Classical Movies in Miniature Style. I like the horses in the Terminator II picture.

I have a rather long-ish commute on public transit, and sometimes it’s hard to get a seat on the train/bus, so I’ve been listening to a lot more podcasts. Here are a few which I’ve been enjoying recently:

  • 99% Invisible, which is a design podcast.

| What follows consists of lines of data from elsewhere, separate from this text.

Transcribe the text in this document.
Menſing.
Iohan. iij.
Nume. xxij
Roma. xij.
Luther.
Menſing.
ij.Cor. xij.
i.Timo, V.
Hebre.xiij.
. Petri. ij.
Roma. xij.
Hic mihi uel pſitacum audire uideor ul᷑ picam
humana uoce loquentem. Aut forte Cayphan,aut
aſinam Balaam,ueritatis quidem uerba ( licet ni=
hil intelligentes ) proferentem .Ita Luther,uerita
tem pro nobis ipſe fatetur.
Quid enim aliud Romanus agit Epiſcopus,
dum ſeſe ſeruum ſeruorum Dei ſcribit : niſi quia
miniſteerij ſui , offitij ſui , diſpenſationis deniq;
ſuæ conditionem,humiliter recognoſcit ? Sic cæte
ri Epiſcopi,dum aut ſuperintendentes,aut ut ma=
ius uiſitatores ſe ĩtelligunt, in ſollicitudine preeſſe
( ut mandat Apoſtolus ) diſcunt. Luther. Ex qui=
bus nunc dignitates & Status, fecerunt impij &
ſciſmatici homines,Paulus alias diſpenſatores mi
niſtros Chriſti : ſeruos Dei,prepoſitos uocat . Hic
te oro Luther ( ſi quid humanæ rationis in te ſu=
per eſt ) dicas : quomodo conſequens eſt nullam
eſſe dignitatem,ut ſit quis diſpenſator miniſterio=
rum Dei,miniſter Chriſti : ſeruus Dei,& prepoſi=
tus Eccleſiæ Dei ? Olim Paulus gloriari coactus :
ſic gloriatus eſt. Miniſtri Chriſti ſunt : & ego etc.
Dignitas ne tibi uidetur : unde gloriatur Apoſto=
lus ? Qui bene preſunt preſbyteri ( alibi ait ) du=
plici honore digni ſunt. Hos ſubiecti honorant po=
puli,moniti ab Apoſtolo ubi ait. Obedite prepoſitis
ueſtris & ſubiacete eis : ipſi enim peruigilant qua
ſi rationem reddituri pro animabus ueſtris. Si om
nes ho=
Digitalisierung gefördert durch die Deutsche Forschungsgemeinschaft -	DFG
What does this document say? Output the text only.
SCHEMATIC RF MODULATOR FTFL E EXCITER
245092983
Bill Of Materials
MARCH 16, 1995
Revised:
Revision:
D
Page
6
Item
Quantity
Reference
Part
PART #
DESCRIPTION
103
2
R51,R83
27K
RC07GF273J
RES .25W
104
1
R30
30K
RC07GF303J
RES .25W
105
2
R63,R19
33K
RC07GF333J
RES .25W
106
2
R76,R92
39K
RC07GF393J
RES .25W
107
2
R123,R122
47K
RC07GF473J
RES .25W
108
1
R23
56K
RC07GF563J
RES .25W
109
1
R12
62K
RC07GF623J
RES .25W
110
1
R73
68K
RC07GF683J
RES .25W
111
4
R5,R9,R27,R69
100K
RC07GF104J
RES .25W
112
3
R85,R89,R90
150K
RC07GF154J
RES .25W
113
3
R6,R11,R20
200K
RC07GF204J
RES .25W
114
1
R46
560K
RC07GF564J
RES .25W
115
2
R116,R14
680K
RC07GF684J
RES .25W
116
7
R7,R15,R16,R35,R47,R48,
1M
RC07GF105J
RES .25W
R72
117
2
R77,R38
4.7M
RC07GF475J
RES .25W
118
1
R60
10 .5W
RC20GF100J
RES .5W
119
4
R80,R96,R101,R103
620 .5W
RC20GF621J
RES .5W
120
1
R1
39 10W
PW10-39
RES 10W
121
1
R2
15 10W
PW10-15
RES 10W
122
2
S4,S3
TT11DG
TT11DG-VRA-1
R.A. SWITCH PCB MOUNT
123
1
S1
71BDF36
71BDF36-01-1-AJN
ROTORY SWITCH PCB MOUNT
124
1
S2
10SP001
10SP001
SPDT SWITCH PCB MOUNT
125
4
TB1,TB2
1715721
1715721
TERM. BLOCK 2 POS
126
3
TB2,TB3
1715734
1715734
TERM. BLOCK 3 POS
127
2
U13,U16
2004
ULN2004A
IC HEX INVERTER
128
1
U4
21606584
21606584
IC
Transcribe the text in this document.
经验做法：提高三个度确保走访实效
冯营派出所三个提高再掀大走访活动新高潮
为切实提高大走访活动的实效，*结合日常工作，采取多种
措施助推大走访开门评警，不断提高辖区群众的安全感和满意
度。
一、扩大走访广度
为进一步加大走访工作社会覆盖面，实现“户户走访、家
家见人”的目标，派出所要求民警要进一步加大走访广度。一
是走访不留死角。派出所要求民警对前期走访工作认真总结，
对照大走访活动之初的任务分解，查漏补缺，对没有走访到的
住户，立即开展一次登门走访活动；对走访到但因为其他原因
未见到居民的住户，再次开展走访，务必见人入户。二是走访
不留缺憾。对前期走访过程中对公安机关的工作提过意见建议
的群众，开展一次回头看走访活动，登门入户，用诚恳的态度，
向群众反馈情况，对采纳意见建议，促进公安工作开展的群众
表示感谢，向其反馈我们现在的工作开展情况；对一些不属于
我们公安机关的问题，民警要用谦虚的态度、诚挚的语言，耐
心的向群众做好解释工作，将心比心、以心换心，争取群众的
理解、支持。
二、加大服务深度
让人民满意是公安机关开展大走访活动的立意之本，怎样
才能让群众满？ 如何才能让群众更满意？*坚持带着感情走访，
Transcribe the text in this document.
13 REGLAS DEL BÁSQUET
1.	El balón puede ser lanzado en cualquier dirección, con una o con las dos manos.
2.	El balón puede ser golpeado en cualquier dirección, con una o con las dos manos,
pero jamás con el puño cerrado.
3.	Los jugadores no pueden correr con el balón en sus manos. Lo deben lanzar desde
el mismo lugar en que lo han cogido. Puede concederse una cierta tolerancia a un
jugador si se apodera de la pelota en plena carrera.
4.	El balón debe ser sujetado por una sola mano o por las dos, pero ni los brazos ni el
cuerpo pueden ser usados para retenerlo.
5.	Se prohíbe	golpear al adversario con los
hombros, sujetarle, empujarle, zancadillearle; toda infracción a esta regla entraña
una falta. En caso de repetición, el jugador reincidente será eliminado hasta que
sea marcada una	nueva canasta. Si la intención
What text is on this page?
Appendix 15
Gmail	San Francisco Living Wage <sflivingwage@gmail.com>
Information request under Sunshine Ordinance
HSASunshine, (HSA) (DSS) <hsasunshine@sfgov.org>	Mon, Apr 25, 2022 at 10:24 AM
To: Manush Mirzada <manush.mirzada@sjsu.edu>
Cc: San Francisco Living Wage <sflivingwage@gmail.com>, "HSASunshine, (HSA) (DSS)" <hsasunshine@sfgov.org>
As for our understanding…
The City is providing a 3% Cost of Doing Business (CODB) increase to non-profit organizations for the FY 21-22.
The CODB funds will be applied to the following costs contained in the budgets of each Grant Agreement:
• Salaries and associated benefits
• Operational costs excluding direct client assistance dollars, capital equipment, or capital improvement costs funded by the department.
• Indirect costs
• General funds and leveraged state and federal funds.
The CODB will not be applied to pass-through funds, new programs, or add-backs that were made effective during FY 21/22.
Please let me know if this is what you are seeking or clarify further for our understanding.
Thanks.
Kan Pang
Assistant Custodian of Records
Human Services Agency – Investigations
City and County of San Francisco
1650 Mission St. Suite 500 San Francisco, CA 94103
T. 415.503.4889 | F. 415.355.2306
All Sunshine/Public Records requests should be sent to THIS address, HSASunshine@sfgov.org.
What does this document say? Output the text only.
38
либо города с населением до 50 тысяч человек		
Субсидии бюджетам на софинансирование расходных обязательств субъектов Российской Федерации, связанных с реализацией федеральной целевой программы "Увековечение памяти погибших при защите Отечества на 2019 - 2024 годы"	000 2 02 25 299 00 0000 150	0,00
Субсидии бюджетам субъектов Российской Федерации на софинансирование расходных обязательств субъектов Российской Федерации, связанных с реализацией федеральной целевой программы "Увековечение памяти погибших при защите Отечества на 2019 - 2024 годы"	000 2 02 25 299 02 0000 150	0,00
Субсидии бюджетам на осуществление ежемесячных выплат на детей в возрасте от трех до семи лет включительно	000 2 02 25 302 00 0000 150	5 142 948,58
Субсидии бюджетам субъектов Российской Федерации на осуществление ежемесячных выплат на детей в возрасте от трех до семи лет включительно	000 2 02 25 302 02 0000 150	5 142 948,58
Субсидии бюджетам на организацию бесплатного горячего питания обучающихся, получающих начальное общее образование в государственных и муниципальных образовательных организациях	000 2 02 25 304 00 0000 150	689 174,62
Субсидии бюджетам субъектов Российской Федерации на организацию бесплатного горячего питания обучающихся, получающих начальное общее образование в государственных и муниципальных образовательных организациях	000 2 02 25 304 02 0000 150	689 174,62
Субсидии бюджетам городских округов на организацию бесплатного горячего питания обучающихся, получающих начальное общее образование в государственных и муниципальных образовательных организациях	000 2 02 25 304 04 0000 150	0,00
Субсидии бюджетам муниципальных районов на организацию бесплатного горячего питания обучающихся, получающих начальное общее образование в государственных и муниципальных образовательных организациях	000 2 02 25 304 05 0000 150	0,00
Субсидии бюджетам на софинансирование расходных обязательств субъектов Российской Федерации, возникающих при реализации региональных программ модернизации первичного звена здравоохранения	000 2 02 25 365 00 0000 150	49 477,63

I’ve been catching up from the beginning, but this little bit on flags may appeal to Chicagoans and San Franciscans.
  • Backstory is a podcast about American History. They usually take a theme (e.g. “national monuments,” “birth,”, “booze”) and do a number of segments running through different centuries.
  • Story Collider : story telling about science(-ish).

Music with giant Tesla coils.

Dogs and cats and babies can get along.


Another cool optical illusion.

I recently visited Taos, NM, and the sky there was clear and you could see so many stars. I was listening today to Debussy’s Arabesque #1 and it brought back memories of Jack Horkheimer‘s Star Hustler (c.f. this episode from 1991). Horkheimer passed away in 2010, but his show was a PBS staple.

A series of blog posts about quantiatively assessing if America is becoming more secular : Parts one, two, and three.

Ian Hacking’s introduction to the new edition of Thomas Kuhn’s The Structure of Scientific Revolutions (via MeFi).

More reasons to miss California. I do like Chicago, but… dumplings!


Somehow, I had never heard of the Arnold cat map. Meow.

I am definitely guilty of reading and walking at the same time.

Serious Eats Chicago ate all the things at Hot Doug’s, to which I have still not gone.

The Bombay Royale is an Australian band that covers 60s era Bollywood tunes. They have a new album and a video for the title track. You can also get the mp3.

PZ Myers takes Kevin Drum to task for lazy utilitarian arguments.